I have one point to make on tariffs and perverse incentives. As part of our efforts, we have met extensively with NHS England. Addressing that is potentially a quick win for the Government, because it would not involve evaluating new techniques and could be done quickly. My suspicion is that NHS England does not intend to implement that for some time—in years rather than months—so I hope that the Minister will take that up immediately.
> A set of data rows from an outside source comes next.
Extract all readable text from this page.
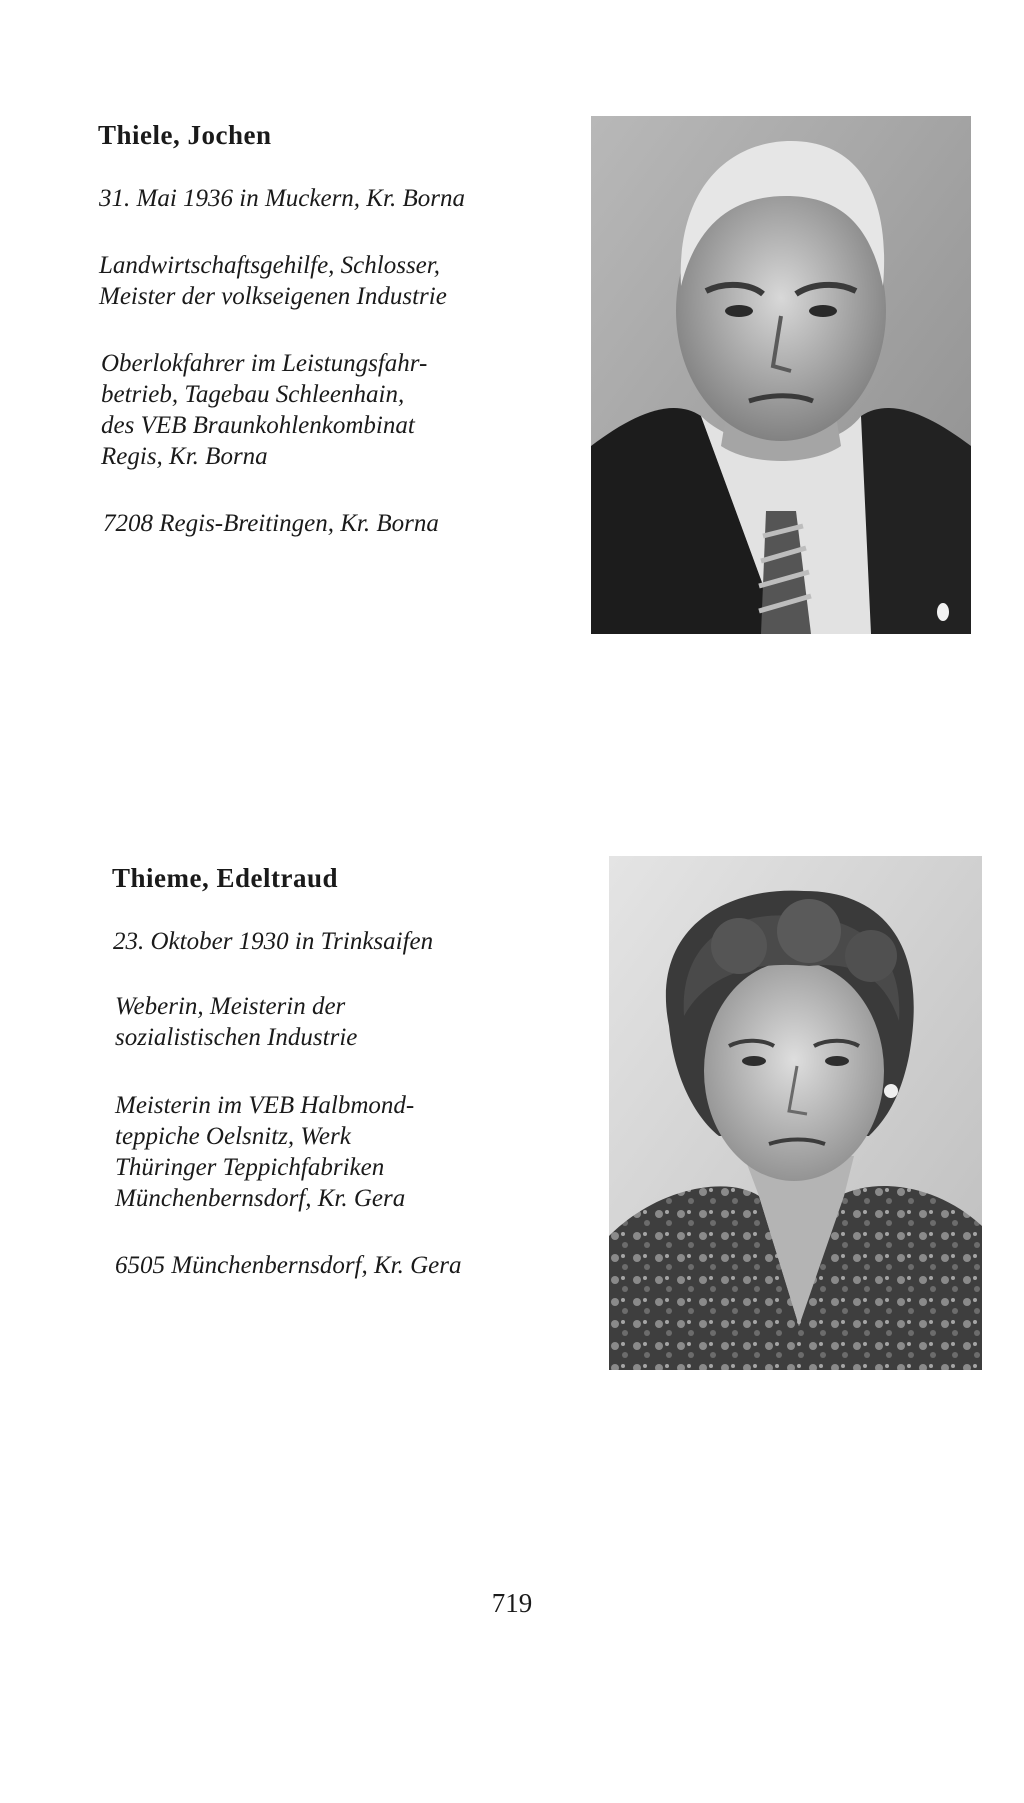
Thiele, Jochen
31. Mai 1936 in Muckern, Kr. Borna
Landwirtschaftsgehilfe, Schlosser,
Meister der volkseigenen Industrie
Oberlokfahrer im Leistungsfahr-
betrieb, Tagebau Schleenhain,
des VEB Braunkohlenkombinat
Regis, Kr. Borna
7208 Regis-Breitingen, Kr. Borna
Thieme, Edeltraud
23. Oktober 1930 in Trinksaifen
Weberin, Meisterin der
sozialistischen Industrie
Meisterin im VEB Halbmond-
teppiche Oelsnitz, Werk
Thüringer Teppichfabriken
Münchenbernsdorf, Kr. Gera
6505 Münchenbernsdorf, Kr. Gera
719
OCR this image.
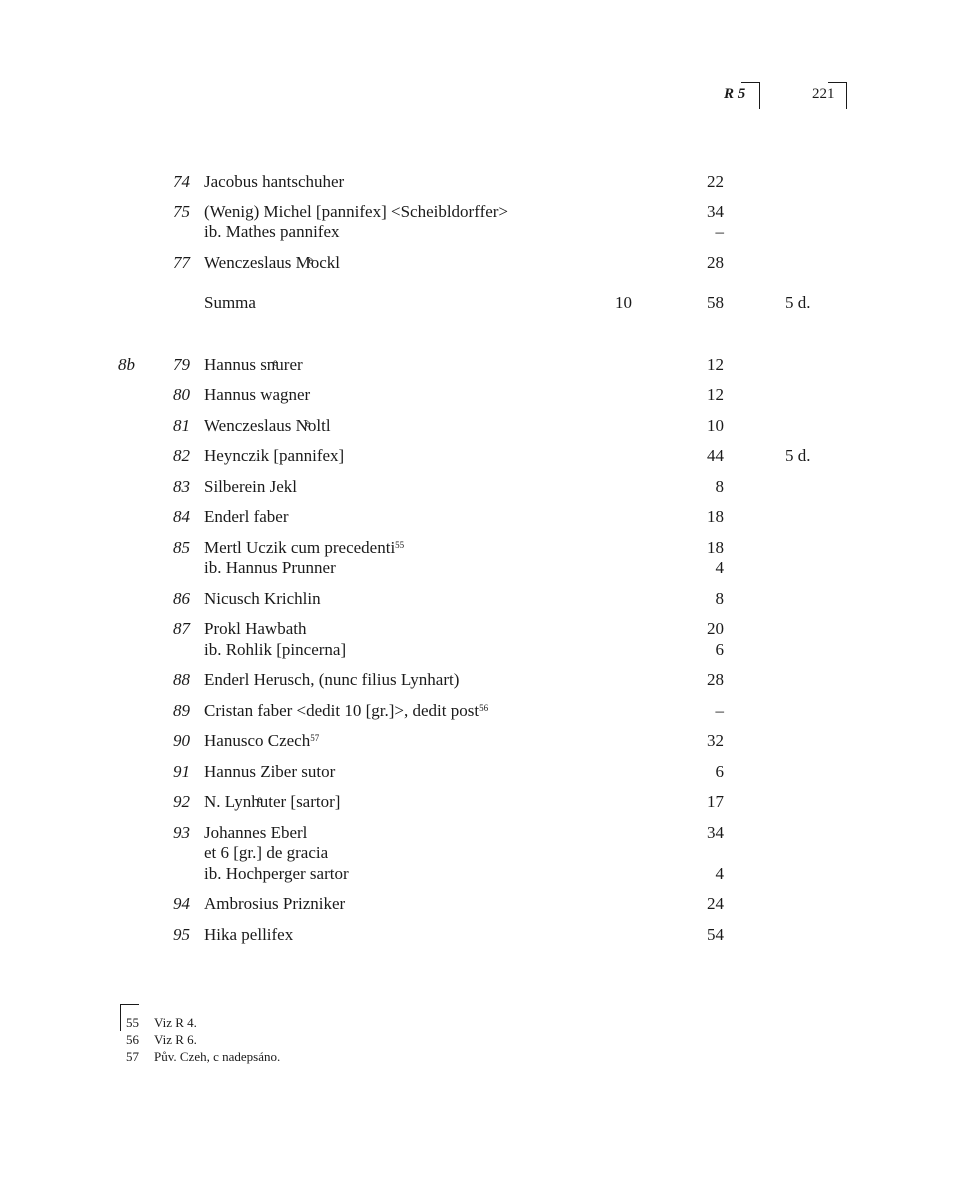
R 5	221
74 Jacobus hantschuher	22
75 (Wenig) Michel [pannifex] <Scheibldorffer>	34
ib. Mathes pannifex	–
77 Wenczeslaus Mͤockl	28
Summa	10	58	5 d.
8b	79 Hannus snͤurer	12
80 Hannus wagner	12
81 Wenczeslaus Nͤoltl	10
82 Heynczik [pannifex]	44	5 d.
83 Silberein Jekl	8
84 Enderl faber	18
85 Mertl Uczik cum precedenti$^{55}$	18
ib. Hannus Prunner	4
86 Nicusch Krichlin	8
87 Prokl Hawbath	20
ib. Rohlik [pincerna]	6
88 Enderl Herusch, (nunc filius Lynhart)	28
89 Cristan faber <dedit 10 [gr.]>, dedit post$^{56}$	–
90 Hanusco Czech$^{57}$	32
91 Hannus Ziber sutor	6
92 N. Lynhͤuter [sartor]	17
93 Johannes Eberl	34
et 6 [gr.] de gracia
ib. Hochperger sartor	4
94 Ambrosius Prizniker	24
95 Hika pellifex	54
55	Viz R 4.
56	Viz R 6.
57	Pův. Czeh, c nadepsáno.
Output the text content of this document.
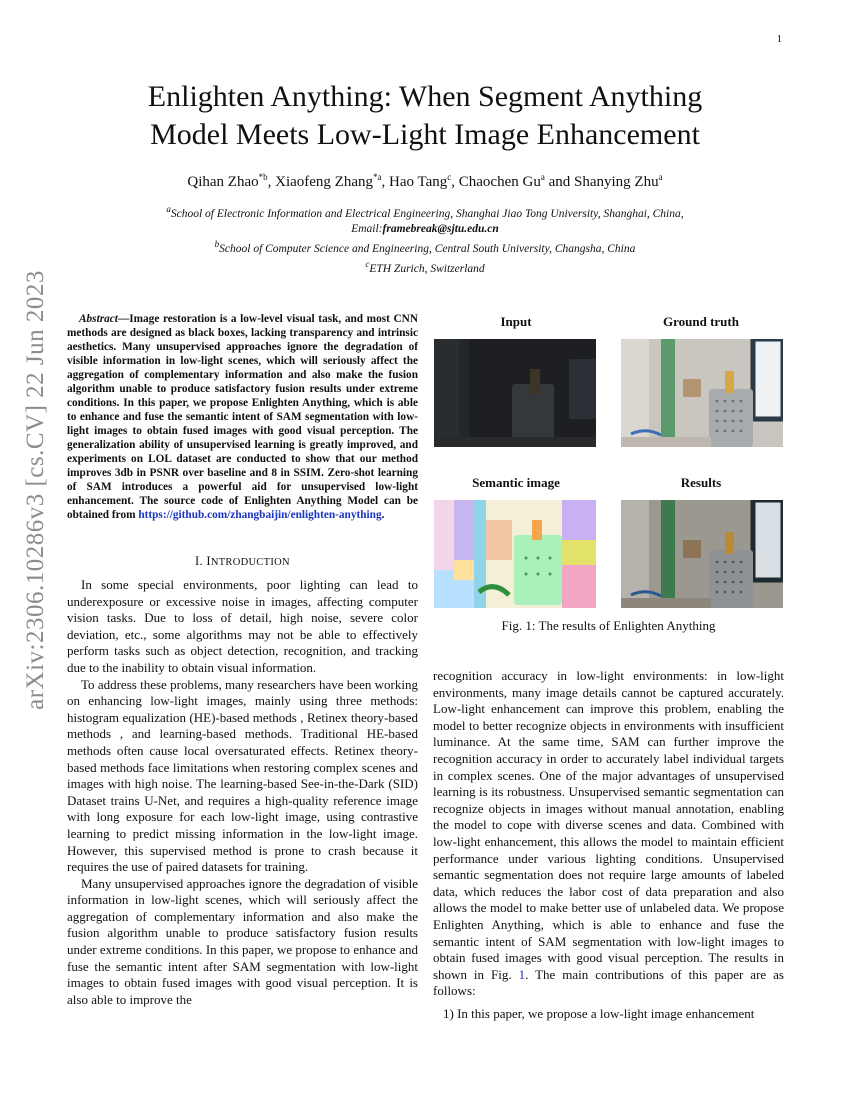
1
arXiv:2306.10286v3 [cs.CV] 22 Jun 2023
Enlighten Anything: When Segment Anything
Model Meets Low-Light Image Enhancement
Qihan Zhao$^{*b}$, Xiaofeng Zhang$^{*a}$, Hao Tang$^c$, Chaochen Gu$^a$ and Shanying Zhu$^a$
$^a$School of Electronic Information and Electrical Engineering, Shanghai Jiao Tong University, Shanghai, China,
Email:framebreak@sjtu.edu.cn
$^b$School of Computer Science and Engineering, Central South University, Changsha, China
$^c$ETH Zurich, Switzerland

Abstract—Image restoration is a low-level visual task, and most CNN methods are designed as black boxes, lacking transparency and intrinsic aesthetics. Many unsupervised approaches ignore the degradation of visible information in low-light scenes, which will seriously affect the aggregation of complementary information and also make the fusion algorithm unable to produce satisfactory fusion results under extreme conditions. In this paper, we propose Enlighten Anything, which is able to enhance and fuse the semantic intent of SAM segmentation with low-light images to obtain fused images with good visual perception. The generalization ability of unsupervised learning is greatly improved, and experiments on LOL dataset are conducted to show that our method improves 3db in PSNR over baseline and 8 in SSIM. Zero-shot learning of SAM introduces a powerful aid for unsupervised low-light enhancement. The source code of Enlighten Anything Model can be obtained from https://github.com/zhangbaijin/enlighten-anything.

I. INTRODUCTION

In some special environments, poor lighting can lead to underexposure or excessive noise in images, affecting computer vision tasks. Due to loss of detail, high noise, severe color deviation, etc., some algorithms may not be able to effectively perform tasks such as object detection, recognition, and tracking due to the inability to obtain visual information.

To address these problems, many researchers have been working on enhancing low-light images, mainly using three methods: histogram equalization (HE)-based methods , Retinex theory-based methods , and learning-based methods. Traditional HE-based methods often cause local oversaturated effects. Retinex theory-based methods face limitations when restoring complex scenes and images with high noise. The learning-based See-in-the-Dark (SID) Dataset trains U-Net, and requires a high-quality reference image with long exposure for each low-light image, using contrastive learning to predict missing information in the low-light image. However, this supervised method is prone to crash because it requires the use of paired datasets for training.

Many unsupervised approaches ignore the degradation of visible information in low-light scenes, which will seriously affect the aggregation of complementary information and also make the fusion algorithm unable to produce satisfactory fusion results under extreme conditions. In this paper, we propose to enhance and fuse the semantic intent after SAM segmentation with low-light images to obtain fused images with good visual perception. It is also able to improve the

Input	Ground truth
Semantic image	Results
Fig. 1: The results of Enlighten Anything

recognition accuracy in low-light environments: in low-light environments, many image details cannot be captured accurately. Low-light enhancement can improve this problem, enabling the model to better recognize objects in environments with insufficient luminance. At the same time, SAM can further improve the recognition accuracy in order to accurately label individual targets in complex scenes. One of the major advantages of unsupervised learning is its robustness. Unsupervised semantic segmentation can recognize objects in images without manual annotation, enabling the model to cope with diverse scenes and data. Combined with low-light enhancement, this allows the model to maintain efficient performance under various lighting conditions. Unsupervised semantic segmentation does not require large amounts of labeled data, which reduces the labor cost of data preparation and also allows the model to make better use of unlabeled data. We propose Enlighten Anything, which is able to enhance and fuse the semantic intent of SAM segmentation with low-light images to obtain fused images with good visual perception. The results in shown in Fig. 1. The main contributions of this paper are as follows:

1) In this paper, we propose a low-light image enhancement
Question put and agreed to.

Resolved,

That this House recognises the vital role that radiotherapy plays in cancer treatment across the UK with an estimated one in four people needing that treatment at some stage of their life; notes that there is a significant body of expert opinion that up to 24,000 people may be missing out on the radiotherapy they need, resulting in many hundreds of unnecessary or premature deaths; further notes that the UK spend on radiotherapy as a percentage of the overall cancer budget is approximately five per cent which compares badly with most other advanced economies where the percentage varies from nine per cent to 11 per cent; notes that the current commissioning system for radiotherapy is suboptimal as exemplified by a tariff regime which discourages NHS Trusts from implementing advanced modern effective radiotherapy; calls on the Government to provide an immediate up-front £250 million investment in the service, an ongoing extra £100 million per annum investment in personnel and skills and IT, and to introduce a sustainably, centrally and fully funded rolling programme for Linac machine replacements; and further calls on the Government to appoint a single person to oversee the commissioning and implementation of radiotherapy services.